Challenges, Funding And The Road Ahead
Lately, Indian players have woken up to the vast potential of virtual dating apps. And the same is reflected as a slew of homegrown apps like TrulyMadly, Aisle, DilMil and Frnd that promise their users a chance to find love in modern times.
But in online dating, instant customer gratification or desirable outcomes will not lead to ‘repeat orders’. So, companies like Tinder depend on a ‘healthy churn’ and keeping the chase alive (for a better match), according to product intelligence firm Amplitude. But there is always a looming risk that dissatisfied users will go away sooner than later, leaving the business high and dry. Therefore, local variants like TrulyMadly and its ilk are constantly looking at product innovation to boost waning user interest.
Take, for example, what Bengaluru-based andwemet, a high-intent dating site for Indians above the age of 25, has been doing for healthy traction. The startup recently held a location-agnostic meet-up campaign, asking users to meet potential matches in real life and experience dating in the good old fashion.
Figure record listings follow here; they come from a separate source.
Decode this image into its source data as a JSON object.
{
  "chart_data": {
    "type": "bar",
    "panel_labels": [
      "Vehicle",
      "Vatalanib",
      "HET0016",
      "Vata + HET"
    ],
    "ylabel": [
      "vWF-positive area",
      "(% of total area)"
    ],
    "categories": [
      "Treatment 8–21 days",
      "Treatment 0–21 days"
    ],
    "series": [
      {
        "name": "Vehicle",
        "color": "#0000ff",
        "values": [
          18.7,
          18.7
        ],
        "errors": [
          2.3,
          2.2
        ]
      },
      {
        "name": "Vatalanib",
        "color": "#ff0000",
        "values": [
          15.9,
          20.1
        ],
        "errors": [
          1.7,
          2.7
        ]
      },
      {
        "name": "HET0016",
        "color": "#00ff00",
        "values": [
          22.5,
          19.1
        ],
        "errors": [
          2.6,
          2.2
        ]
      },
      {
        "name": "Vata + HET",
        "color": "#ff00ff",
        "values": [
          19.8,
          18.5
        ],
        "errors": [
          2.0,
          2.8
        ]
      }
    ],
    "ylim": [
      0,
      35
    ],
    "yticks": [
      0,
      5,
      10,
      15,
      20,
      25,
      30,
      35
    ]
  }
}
Moving from online to a hybrid dating culture may soon become a trend. Meanwhile, TrulyMadly is expanding its product portfolio and scaling its reach to stand out from the rest. For instance, it has created TM Cafe, a video chat for paid members, where users can interact with others through audio/video calls. The call automatically disconnects at the 90th second, and users can decide whether they want to match. The feature is still in beta, but the company plans to invite more users in the coming weeks.
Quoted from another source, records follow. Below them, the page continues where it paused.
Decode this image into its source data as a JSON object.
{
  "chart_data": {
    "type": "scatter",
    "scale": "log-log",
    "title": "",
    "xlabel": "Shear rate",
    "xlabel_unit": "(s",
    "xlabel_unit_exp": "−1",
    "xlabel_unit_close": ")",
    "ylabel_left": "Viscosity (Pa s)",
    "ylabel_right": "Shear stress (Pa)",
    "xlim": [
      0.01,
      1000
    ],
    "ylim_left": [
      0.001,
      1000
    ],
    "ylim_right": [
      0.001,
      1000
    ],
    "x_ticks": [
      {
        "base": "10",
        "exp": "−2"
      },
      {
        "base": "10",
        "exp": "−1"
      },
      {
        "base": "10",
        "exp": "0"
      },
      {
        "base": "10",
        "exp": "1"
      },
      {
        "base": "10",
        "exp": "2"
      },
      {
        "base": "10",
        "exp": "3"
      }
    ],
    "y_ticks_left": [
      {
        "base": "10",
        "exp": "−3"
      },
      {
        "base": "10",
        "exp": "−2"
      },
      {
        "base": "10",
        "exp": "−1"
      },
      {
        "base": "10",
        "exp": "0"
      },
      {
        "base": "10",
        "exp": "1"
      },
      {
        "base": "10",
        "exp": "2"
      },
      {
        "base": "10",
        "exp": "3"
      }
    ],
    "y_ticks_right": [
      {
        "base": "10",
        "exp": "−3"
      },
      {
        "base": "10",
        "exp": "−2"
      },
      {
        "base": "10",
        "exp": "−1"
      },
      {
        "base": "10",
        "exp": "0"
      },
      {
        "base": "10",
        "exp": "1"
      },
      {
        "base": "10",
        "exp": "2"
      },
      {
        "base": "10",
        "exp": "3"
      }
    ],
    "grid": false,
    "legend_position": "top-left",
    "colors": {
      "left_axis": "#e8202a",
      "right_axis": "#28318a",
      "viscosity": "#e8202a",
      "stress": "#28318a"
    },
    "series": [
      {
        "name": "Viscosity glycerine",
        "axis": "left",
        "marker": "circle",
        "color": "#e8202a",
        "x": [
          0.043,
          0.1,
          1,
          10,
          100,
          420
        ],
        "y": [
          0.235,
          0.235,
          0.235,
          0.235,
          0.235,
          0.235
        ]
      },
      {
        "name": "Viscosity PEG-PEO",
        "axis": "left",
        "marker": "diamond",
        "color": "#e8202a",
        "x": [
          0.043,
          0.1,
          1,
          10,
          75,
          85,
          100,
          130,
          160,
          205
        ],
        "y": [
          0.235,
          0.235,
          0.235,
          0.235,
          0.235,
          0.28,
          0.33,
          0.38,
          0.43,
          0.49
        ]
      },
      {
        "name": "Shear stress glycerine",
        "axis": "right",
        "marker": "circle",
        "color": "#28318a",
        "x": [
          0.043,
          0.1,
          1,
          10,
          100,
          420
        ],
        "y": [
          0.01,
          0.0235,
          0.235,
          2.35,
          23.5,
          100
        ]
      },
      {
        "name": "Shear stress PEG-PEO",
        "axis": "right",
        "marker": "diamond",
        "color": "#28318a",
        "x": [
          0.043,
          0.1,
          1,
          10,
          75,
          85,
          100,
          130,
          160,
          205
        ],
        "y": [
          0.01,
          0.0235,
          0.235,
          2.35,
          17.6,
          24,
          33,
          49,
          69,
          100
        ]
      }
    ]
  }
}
Its efforts and outcomes have also gained investor interest.
Under Khanor’s leadership, the platform raised two rounds of funding. The first was $1.1 Mn in pre-Series A from AngelList, Inflection Point Ventures and The Chennai Angels (TCA). This round also saw participation from Unacademy’s Gaurav Munjal, Innov8’s Dr Ritesh Malik and Josh Talk’s Shobhit Banga, among others.
In April 2021, the platform raised another $2.1 Mn from Venture Catalysts and 9Unicorns. All existing investors took part in the round, as well as InMobi’s Abhay Singhal and Paytm’s Vijay Shekhar Sharma.
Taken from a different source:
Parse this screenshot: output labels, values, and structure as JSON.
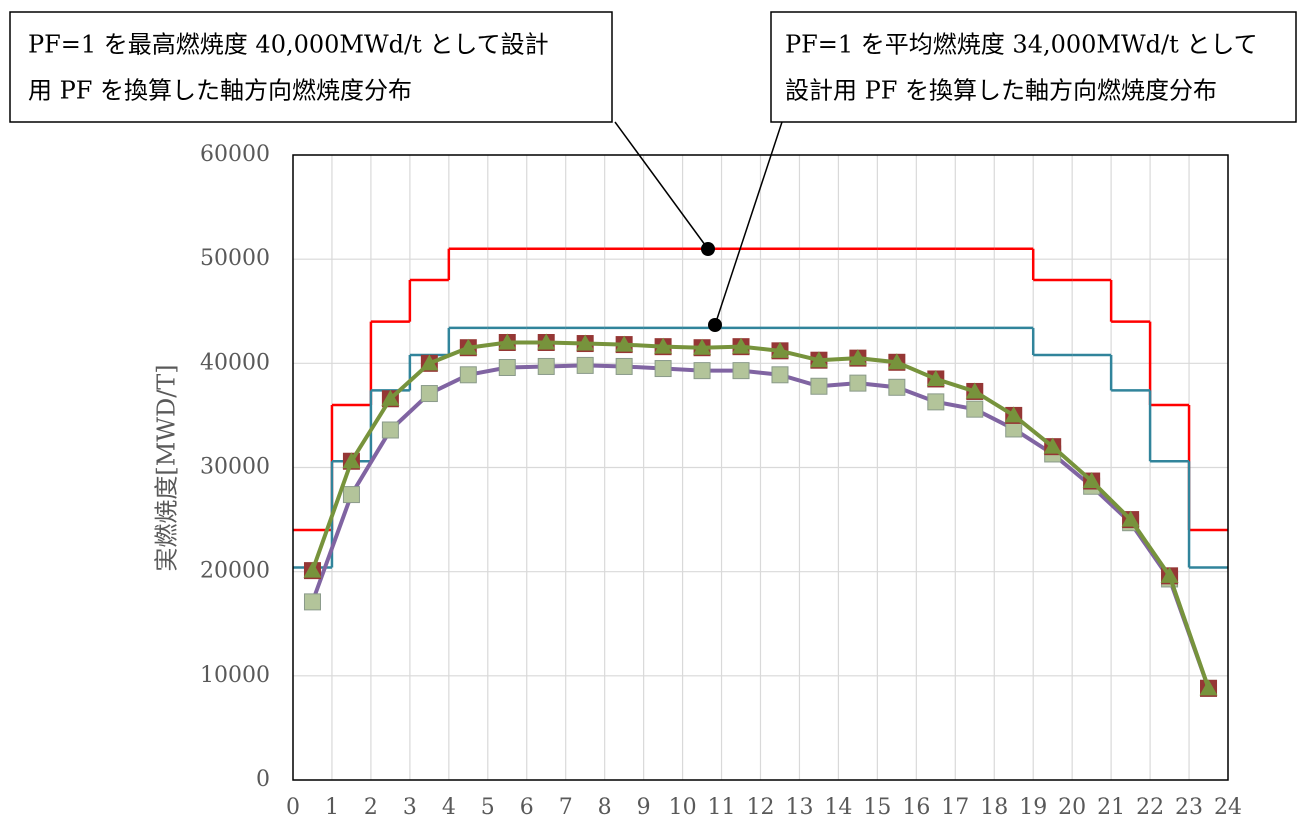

“TrulyMadly has come up with various fresh ideas and innovation. TCA’s bond with the company is only getting stronger and leading to follow-on rounds,” said Kayar Raghavan, TrulyMadly’s lead investor from TCA, a prolific angel with a diverse portfolio.
The company is now preparing for overseas expansion. “We are building an NRI playbook for the Dubai market that has a large Indian diaspora and aim to use it for the US, the UK, Canada and Singapore in the next three-five years,” said Khanor.
Are Dating Apps Changing India’s Cultural Sinews?
The significant rise of online dating speaks of a massive cultural transformation. In 2021, TrulyMadly conducted a survey which revealed that 50% of Indian mothers are comfortable with their children finding love through online dating. These findings indicate that Indians are warming up to the western concept.
According to Statista, India’s dating services sector is estimated to clock $387.6 Mn in revenue in 2022. By 2025, the revenue is estimated to reach $403 Mn.
Both global and local players are in the race for a big chunk of this consumer internet business. In February 2022, ASO intelligence platform AppTweak found that Indian dating app QuackQuack saw average daily downloads of 16K, 4.6% more than Tinder, the second-best. The list of top 10 dating sites in India (by average downloads) also included Bumble (13.5K) and homegrown entities like TrulyMadly (8.68K), Aisle (6.62K) and DilMil (4.26K).
The numbers are impressive, and few businesses can ignore this traffic. It further indicates the popularity of Indian (and overseas) dating apps modelled and tweaked to fit the desi context. But what matters most is: Will investors look at this space with renewed interest despite the funding winter? Will TrulyMadly and its homegrown peers manage to find more love and turn into global success stories?